Combat Engineering Instruction Course took about eight weeks, and much of Improved Ribbon Bridge training was “on the job.”
In 2014, Wickert deployed with Combat Logistic Battalion-1 to Afghanistan. Their mission: to demilitarize. As a fire team leader, “we took down everything that was set up over the years (buildings, fences, etc., supporting all units). “I kind of prefer taking it down — it’s just quicker.”
In a combat zone, Wickert had some jumps, from indirect fire to (unknowingly) walking near a controlled explosive ordnance detonation. He was down the road from an insider attack at a military training academy in Kabul — where U.S. Maj. Gen. Harold J. Greene was killed and 15 NATO soldiers injured when an Afghan soldier opened fire.
Four years ago, Wickert was one of the first 10 Marines in the newly established West Coast-based Bridge Company, 7th Engineer Support Battalion. Wickert’s company combined with Bridge Company, 8th Engineer Support Battalion, and one other, to serve the entire Marine Corps. At the time, land bridges were being done quite a bit in Afghanistan.

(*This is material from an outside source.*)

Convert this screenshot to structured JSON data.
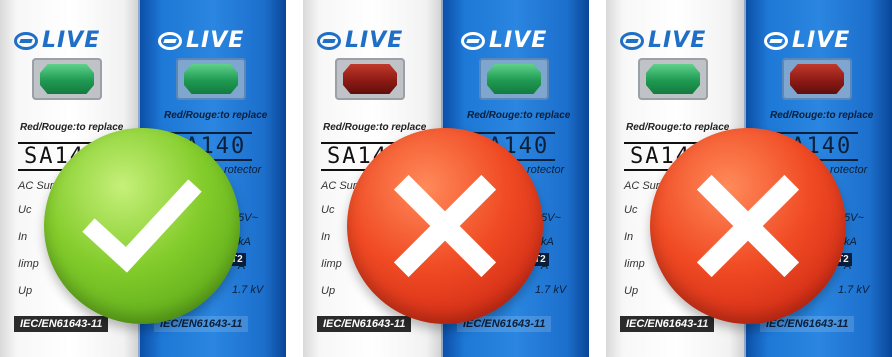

“Blowing up bridges is a common practice with the enemy,” stated Coglianese, “especially if they’re in retreat to slow up advances of opposing forces. It’s happening right now in Iraq with ISIS blowing bridges in Tikrit. Whether the bridge is blown or there is a water crossing or gap we have to get through, we (the Marines) pride ourselves in being lightning-fast in ‘maneuver warfare.’ Bridges are extremely important to maneuver forces, so we dictate where we’re coming, and not the enemy dictate or deny us access.”
Cpl. Kristopher Lee Wickert has enjoyed seeing Bridge Company, 7th Engineer Support Battalion, grow from infancy, doing an outstanding job, creating many amazing crossings.
“I don’t have kids, but it’s like watching your kids grow up,” he said. The bridges they build are incredibly strong. “Never had a bridge break apart.”
As strong as the bridges is Wickert’s work ethic to “get things done.” As stable as his crossings are the friendships he reveres. “You have friends growing up, but they’re not like the friends you make in the Marine Corps.”
As fulfilling as it is to look back on shared perseverance, even more so is the sight of an American flag on a bridge to freedom.